David Bindel

  • New Faculty Year: 2009

Most of the electronic gadgets being made today have accelerometers. By detecting motion, they protect data by stopping laptop hard drives and rotate iPhone images when the screen is turned. Accelerometers have become so ubiquitous because they have been integrated into processing chips as micro-electrical-mechanical systems, or MEMS. Otherwise, they would require too much power and cost a lot more.

By modeling MEMS, David Bindel is helping circuit designers integrate other mechanical components important for signal processing into chip production. "Then you could make something that has much lower power requirements, is much cheaper to fabricate because it's all built using the same processes, and is much more compact, so you could have your Dick Tracy watch that's essentially operating off of one chip," says Bindel. "People actually have cell phone watches now, but they've got a dreadfully short battery life."

Bindel writes his calculations into software that gives circuit designers an idea of how a design on paper will function in the real world without fabricating an expensive prototype. "These resonators are vibrating at high frequencies," says Bindel. "You want to be able to tell how much they interact with their environment both in terms of allowing forcing signals to come in and also in terms of how much accidentally leaks out to the environment."

MEMS resonators lose energy to damping, when vibrations travel through their base and into the substrate of the chip, which from the perspective of the resonator is an infinite expanse capable of absorbing all its energy. "You have to have very low losses, otherwise you're hosed before you even start," says Bindel. "So the design problem there is, 'How do you make something that has these extremely low losses given that the fabrication technology is not great?'"­

Recently, Bindel has also been working on similar problems for quantum mechanical resonances, like an electron escaping a quantum corral. "There are all sorts of problems in nature where resonance problems come up," he says. "Anywhere you've got the possibility of radiation off to infinity, there's probably a resonance behind it."

Bindel, who prefers to do his calculations with a fountain pen, describes himself as "basically a numerical linear algebra guy." He has always liked math and programming. "I started programming when I was 8 on a Commodore 64 and never looked back," he says. "I'm one of the few people I know where everybody was able to predict my career path. I figure I'm lucky that way."

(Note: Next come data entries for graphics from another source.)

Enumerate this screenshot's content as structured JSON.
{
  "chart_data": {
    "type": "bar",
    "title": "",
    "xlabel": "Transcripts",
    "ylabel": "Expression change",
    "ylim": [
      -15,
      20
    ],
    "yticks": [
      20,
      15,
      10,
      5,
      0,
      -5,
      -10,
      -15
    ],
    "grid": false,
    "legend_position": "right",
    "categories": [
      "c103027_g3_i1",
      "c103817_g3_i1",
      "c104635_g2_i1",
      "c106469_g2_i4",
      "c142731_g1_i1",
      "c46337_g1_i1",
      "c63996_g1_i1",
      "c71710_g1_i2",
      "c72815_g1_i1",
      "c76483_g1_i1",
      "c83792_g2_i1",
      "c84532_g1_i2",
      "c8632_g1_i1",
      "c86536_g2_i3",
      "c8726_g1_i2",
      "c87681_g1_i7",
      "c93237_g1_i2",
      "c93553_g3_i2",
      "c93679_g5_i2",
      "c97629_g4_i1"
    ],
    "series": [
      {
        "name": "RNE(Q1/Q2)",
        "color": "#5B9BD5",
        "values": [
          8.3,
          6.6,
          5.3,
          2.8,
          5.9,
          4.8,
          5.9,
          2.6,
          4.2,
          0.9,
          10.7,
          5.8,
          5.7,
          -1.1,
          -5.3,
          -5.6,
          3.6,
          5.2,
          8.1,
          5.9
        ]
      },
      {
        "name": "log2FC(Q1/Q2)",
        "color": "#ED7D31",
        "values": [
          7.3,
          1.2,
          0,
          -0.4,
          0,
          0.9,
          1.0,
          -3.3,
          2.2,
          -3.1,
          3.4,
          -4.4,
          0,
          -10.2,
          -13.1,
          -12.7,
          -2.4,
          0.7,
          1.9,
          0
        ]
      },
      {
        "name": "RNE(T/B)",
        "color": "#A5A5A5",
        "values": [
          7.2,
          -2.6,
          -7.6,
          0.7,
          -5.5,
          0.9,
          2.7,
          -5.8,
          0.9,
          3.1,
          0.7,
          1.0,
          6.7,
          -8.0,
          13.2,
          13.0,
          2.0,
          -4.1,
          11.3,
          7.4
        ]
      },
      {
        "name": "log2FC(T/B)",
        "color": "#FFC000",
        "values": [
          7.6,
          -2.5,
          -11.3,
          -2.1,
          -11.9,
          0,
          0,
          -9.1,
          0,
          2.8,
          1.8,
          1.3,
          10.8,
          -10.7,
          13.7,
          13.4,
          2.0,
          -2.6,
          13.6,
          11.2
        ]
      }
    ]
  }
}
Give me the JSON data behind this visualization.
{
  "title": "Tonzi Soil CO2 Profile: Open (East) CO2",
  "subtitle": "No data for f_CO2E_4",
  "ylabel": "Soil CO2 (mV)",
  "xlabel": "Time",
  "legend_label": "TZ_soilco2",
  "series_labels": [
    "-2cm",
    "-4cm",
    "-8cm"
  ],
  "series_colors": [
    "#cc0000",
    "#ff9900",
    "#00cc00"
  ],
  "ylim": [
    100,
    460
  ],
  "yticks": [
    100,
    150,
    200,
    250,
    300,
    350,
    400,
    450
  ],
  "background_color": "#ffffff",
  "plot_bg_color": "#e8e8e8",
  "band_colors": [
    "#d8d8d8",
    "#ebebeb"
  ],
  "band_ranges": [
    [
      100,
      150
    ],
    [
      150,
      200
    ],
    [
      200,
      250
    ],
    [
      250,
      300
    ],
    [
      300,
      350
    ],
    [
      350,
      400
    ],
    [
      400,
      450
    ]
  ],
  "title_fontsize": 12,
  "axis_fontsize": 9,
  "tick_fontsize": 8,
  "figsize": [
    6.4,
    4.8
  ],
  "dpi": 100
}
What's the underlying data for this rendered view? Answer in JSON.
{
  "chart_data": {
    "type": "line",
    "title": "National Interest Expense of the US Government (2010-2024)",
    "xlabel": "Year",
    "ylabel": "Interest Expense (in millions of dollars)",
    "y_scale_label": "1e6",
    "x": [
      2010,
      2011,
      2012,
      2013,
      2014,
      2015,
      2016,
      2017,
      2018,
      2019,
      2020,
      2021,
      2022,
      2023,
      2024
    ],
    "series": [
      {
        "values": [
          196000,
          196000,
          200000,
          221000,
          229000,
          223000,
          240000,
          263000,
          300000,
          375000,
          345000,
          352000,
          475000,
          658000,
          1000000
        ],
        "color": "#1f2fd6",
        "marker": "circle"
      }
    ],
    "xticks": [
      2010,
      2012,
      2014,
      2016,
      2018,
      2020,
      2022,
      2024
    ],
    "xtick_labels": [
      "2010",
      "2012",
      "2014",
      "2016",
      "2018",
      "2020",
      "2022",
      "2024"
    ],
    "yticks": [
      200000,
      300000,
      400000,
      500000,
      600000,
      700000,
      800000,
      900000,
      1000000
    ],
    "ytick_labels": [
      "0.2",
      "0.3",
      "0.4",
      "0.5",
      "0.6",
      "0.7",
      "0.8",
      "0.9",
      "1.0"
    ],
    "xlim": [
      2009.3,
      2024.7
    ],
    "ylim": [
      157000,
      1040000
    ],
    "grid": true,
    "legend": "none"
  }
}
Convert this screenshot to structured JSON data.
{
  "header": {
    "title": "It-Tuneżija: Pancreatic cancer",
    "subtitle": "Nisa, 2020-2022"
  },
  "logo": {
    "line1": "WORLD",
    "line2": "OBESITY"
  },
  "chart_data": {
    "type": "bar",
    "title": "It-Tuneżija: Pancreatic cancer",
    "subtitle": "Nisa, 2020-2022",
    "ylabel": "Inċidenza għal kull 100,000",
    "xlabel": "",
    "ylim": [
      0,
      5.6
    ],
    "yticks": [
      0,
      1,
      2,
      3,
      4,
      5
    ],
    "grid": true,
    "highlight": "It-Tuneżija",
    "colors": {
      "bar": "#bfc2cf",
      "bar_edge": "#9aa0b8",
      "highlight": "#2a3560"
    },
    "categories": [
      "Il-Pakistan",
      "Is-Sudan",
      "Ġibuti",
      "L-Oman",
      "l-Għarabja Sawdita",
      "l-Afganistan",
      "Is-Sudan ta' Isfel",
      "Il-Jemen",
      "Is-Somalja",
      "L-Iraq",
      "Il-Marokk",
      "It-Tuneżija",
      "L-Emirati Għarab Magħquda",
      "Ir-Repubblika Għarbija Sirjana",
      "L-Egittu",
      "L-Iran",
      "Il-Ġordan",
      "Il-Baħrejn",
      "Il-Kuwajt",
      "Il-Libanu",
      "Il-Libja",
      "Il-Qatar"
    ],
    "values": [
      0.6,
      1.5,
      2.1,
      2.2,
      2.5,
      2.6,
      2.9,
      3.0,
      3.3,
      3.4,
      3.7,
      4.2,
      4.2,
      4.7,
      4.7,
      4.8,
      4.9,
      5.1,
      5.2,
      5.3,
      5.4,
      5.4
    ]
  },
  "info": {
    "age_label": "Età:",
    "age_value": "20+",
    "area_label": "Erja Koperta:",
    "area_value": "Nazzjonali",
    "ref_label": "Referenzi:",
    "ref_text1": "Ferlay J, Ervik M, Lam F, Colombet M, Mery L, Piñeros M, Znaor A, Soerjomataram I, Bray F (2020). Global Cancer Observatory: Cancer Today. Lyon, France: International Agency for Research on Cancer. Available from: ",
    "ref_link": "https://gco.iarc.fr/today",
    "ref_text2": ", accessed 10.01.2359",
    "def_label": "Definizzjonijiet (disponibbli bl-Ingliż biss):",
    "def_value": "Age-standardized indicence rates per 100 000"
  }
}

Before coming to Cornell, Bindel was a Courant instructor at New York University for three years, where he taught undergraduate and graduate students. "You can get a long way on an ounce of organization and a lot of enthusiasm," he says. "Students really pick up on enthusiasm and they seem to care a lot about whether you care about and are engaged in the subject."

Bindel chose Cornell because it was a place he could easily work at the intersection of math, computer science and engineering. "For somebody who is between fields like me, it's important to have an environment that's supportive of advising and collaboration across disciplines and in general supportive of faculty members who work in the way that I do," he says.